The Cuming Museum in Walworth Road in Elephant and Castle, within the London Borough of Southwark, London, England, was a museum housing the collection of the Cuming family and later collections on Southwark's history. As of 2021, its collections have been rehoused in a new Southwark Heritage Centre.

== History ==
Richard Cuming (1777–1870) started his collecting life when he was only five years old, with some fossils and a coin that had been given to him by a family friend. That ignited a passion for collecting, which lasted for his lifetime. He made his first significant purchases in 1806 at the sale of the Leverian Museum. His interests covered geology, scientific equipment and animalia. The collection was bequeathed to the people of Southwark by his son, Henry Syer Cuming, in 1902, and the museum opened in 1906. As described in Cuming's will, it comprised "My Museum illustrative of Natural History, Archaeology and Ethnology with my coins and medals and... other curios".

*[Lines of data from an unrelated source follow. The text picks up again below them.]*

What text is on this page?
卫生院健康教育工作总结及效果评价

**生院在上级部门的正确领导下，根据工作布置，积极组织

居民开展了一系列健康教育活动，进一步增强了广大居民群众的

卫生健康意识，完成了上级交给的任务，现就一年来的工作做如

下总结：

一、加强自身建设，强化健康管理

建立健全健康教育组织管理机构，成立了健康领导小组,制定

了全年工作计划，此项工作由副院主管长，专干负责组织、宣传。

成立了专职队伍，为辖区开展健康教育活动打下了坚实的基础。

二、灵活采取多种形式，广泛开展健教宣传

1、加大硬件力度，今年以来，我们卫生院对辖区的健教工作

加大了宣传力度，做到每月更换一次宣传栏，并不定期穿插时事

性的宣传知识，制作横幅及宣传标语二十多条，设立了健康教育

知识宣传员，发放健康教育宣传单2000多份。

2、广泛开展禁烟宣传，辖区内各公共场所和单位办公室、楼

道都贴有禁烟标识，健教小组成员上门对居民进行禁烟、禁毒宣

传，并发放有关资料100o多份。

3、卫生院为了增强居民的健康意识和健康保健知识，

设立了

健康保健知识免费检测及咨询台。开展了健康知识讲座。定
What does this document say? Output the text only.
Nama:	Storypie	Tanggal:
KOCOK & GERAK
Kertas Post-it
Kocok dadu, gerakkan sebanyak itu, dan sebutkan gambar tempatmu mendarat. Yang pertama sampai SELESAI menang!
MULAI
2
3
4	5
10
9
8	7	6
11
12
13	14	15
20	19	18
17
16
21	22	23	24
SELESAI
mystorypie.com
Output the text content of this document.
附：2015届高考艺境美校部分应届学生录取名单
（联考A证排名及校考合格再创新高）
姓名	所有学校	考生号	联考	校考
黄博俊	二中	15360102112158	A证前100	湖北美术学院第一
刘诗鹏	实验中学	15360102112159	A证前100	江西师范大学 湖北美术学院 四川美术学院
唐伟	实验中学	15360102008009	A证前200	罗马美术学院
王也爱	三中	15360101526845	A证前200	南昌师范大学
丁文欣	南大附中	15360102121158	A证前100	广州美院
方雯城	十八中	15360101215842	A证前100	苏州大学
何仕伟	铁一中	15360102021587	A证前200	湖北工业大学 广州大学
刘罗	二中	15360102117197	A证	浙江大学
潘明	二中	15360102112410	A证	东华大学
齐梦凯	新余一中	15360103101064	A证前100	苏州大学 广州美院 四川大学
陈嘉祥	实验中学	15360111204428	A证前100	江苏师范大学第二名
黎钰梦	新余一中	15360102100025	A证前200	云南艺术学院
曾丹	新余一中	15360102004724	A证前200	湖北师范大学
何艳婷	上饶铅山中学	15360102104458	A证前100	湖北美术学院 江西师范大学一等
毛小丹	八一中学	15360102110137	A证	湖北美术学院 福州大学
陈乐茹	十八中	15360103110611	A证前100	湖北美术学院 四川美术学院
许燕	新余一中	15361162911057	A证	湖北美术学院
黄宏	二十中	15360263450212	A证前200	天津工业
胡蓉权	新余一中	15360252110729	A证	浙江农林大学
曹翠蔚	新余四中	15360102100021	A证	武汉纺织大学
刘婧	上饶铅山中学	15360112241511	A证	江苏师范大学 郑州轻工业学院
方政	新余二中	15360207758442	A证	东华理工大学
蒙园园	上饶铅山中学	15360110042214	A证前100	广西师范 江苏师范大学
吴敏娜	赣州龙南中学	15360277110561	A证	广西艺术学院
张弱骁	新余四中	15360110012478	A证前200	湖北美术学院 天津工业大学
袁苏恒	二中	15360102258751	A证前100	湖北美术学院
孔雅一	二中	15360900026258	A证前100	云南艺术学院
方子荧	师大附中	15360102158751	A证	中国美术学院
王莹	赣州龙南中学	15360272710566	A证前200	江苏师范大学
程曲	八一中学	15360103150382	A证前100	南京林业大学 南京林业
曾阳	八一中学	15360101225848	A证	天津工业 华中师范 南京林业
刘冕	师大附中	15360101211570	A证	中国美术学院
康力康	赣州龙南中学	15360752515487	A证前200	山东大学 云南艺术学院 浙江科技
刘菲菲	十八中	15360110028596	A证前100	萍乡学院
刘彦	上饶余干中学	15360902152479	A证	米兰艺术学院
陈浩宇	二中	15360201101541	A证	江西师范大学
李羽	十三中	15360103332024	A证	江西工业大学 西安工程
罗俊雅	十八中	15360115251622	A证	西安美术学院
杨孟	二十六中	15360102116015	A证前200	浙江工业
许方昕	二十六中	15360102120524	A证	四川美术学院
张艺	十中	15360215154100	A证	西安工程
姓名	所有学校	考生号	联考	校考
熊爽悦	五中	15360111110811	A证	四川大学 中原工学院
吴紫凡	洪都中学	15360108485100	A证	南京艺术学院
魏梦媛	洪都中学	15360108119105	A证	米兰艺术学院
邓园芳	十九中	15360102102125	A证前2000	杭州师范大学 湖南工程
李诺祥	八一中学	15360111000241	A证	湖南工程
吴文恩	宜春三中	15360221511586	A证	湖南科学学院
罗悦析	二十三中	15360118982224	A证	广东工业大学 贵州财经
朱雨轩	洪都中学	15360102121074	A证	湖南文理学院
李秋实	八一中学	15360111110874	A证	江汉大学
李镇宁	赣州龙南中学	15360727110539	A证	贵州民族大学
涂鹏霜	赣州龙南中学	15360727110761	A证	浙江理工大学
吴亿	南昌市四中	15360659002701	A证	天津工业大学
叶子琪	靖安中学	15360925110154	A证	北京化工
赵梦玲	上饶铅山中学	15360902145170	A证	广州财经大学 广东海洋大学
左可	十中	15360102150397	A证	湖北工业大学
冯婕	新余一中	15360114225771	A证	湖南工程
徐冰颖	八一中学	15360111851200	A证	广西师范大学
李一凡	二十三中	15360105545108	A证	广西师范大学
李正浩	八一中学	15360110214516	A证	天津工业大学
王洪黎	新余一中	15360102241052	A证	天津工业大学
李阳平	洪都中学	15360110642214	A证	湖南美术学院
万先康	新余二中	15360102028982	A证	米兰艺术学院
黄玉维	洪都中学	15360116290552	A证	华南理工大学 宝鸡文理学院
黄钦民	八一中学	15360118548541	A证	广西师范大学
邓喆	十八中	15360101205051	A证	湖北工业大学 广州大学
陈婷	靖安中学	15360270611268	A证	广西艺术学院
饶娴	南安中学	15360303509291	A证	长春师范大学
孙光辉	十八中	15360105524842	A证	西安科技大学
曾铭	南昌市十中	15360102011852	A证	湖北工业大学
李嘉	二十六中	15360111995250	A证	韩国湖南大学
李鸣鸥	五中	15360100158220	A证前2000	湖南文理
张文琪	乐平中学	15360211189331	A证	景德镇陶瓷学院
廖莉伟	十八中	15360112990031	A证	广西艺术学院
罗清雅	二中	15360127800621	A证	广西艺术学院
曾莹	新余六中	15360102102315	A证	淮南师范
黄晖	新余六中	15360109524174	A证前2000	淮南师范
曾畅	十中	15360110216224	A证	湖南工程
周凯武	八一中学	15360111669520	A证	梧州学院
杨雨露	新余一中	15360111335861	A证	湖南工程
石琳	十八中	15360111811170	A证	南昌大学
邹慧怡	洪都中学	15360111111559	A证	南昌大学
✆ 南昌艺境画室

The museum galleries were moved from the first floor of the Newington Public Library to the building next door, the former Walworth Town Hall, in 2006. On 25 March 2013, that building was seriously damaged by fire, severely affecting the museum galleries but leading to only a very small loss from the collections. Around 98% of objects on display at the time of the fire were recovered and were placed in storage to await a solution to the display of the collections and public access to them. The Cuming and local history collections have been re-displayed at the new Southwark Heritage Centre and Walworth Library, next door to the former town hall and library complex, which once housed the old Newington Library and Cuming Museum.